“I did,” he said with a laugh. “Didn’t want any injuries up there.”
“What, like poking an eye out?” I said with what I thought would be a snort but came out a hell of lot more like a whimper.
“Sounds like you might be about ready to get rid of that no kissing rule,” he murmured as he dragged a lazy finger along the edge of my collarbone over the word “belonging” tattooed in script there.
“Or maybe you destroyed it when you got all manhandley with me out on the track the other day,” I said, forcing the words when his touch had sucked all the air out of the room, but enjoying the way he opened up ever since I managed to avoid steamrolling my own player on the track.
The rigid set of his shoulders had eased. He didn’t tunnel his hands through his hair in frustrated spurts quite as much, and he smiled showing off that deep dimple along the edge of his cheek I didn’t get to see nearly enough of.
Happiness looked damn good on the man.
A hot, promising grin curled his lips. “Don’t give me any ideas, Mayhem. We’ve got a long day ahead of us.”
“Hey, I’m not the one all reaching out to touch someone,” I said despite doing just that when I swatted his ass as I skated away, giving him a firm squeeze while I was at it.

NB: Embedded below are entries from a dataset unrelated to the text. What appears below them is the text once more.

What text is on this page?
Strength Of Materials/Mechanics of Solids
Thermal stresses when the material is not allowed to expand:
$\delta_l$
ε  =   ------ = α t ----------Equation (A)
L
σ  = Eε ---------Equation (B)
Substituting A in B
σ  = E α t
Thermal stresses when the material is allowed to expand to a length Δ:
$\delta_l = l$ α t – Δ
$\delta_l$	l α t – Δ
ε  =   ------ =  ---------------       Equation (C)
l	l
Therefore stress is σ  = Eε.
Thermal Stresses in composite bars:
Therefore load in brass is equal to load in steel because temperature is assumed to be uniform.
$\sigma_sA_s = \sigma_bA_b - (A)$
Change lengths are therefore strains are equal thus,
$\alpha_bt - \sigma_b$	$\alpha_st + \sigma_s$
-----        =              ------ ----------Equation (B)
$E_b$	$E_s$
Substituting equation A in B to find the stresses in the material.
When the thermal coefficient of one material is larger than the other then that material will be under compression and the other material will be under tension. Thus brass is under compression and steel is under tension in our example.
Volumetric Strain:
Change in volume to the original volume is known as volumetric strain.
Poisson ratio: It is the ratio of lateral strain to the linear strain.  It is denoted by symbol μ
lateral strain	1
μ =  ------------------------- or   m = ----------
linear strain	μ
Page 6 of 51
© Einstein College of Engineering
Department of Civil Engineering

We started out slow, not because he had us start out that way, but apparently now that we were actually doing this in full force, we’d gone all duh on putting the moves together. We’d turned into a nightmare cheesy montage of 1980’s bloopers from Cocoon full of agonizingly slow exaggerated movements and unsure glances.
Followed by the surprised look you get when you trust a fart only to have it betray you.
Gerald almost melted the vinyl of a bar stool one day with one of those.
I had to do something about what was unfolding here. I was a jammer. I set the tone with my takeoff in a way. If I just came in hard, fast, and confident, they’d follow.
Clearly the anaconda smuggler on the infield agreed since he started pacing alongside us, shouting the entire time.
“Go harder!”
“You’re not one team on the bank now, you’re opponents. Act like it!”
“Push, push, push!”
“Mayhem, don’t make me come up there!”
That one got everyone’s attention.
If he was going to stomp around like that, he should just wear his sneakers, it’d be better for his arches.
Two hours in, we finally managed to blast past the awkwardness and go for it. Bodies crashed into rails, players slid down the track and hopped back on with ease, gaps opened and closed, and I managed to shoot through the pack and zip around the corner to battle Carmen for lead jammer position several times over.
By lunch, the jitters gone, we sat on the infield benches, grabbing more water than food, our feet tapping to the beat of the music Priest pumped into the barn.
He stood by the front office with Jackson, their heads together, while Jackson scrolled through his phone. In the few quiet minutes, I could actually study him, so I took full advantage.
But studying meant wanting, if it was possible to want more than I already did.
I’d developed a taste for a bit of self-torture.
How did I know? Because my yearning went way beyond the physical. I wanted him here. In Galloway Bay. I wanted him to take his power back and stay.
Finally beyond the monotony of constant repetitive footwork and finally dipping our toes in the fire that came with real derby, my body hummed with energy. It skittered under my skin, making it nearly impossible to sit still.
My brain latched on and turned that energy into fantasy.
What if?
What if Priest had followed me up to my apartment the night we mauled each other in my hallway?
What if he hadn’t brought Tilly onto the team without warning me?